Ab ins Ausland, heißt es für die meisten Elektro-Horcher. Viele Geräte sind in Deutschland für Privatanwender verboten und werden nur exportiert. Was der Kunde dort macht, ob er sie etwa reimportiert, muss der Händler nicht überprüfen. Der Kundenkreis ist groß: Unternehmen, die Mitarbeiter oder Konkurrenz bespitzeln, misstrauische Paare oder zerstrittene Nachbarn. Yazdani und Steimer erzählen gerne, nur an einem Punkt sind sie wortkarg: „Hersteller verraten wir nicht.“

Auf Nummer sicher

Tabellen zum Umsatz der Sicherheitstechnik in Deutschland (Klicken Sie auf die Grafik für eine erweiterte Ansicht)

Schweigen ist Gold im Club der deutschen Wanzen-Produzenten. Eine Handvoll Großer soll es geben, dazu zig Privatbastler.

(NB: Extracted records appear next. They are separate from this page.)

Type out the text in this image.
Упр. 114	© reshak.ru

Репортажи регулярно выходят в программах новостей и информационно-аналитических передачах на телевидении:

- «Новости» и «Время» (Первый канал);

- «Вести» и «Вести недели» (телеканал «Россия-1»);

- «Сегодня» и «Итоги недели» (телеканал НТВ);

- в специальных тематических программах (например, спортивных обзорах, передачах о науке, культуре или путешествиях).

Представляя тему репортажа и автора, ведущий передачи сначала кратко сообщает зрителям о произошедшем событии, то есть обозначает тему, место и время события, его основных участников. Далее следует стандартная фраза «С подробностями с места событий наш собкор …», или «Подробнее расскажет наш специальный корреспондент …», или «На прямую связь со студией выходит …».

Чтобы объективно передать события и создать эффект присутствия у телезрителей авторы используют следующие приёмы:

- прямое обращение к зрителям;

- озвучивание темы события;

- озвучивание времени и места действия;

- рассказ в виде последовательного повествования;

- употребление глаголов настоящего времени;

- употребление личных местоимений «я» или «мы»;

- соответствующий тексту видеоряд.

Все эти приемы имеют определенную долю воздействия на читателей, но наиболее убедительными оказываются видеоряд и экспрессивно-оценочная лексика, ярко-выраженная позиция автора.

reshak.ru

Eine Million Elektro-Lauscher sind in Deutschland in Privatbesitz, schätzt der Verfassungsschutz. Freilich sind nicht alle von ihnen aus deutscher Produktion. Vieles kommt aus China, Taiwan oder Israel. Die deutsche Sicherheitstechnik-Industrie konzentriert sich auf die legalen Systeme. Schließlich lässt sich damit genug verdienen. Vor allem das Geschäft mit der Videoüberwachung läuft gut.

Technik hin oder her, auch der älteste Zweig der Spitzel-Branche wächst. Über 1500 Detektiv-Kanzleien eifern professionell Sherlock Holmes und Co. nach. Ein Boom, der auch durch die jüngsten Spitzel-Skandale ungebrochen ist.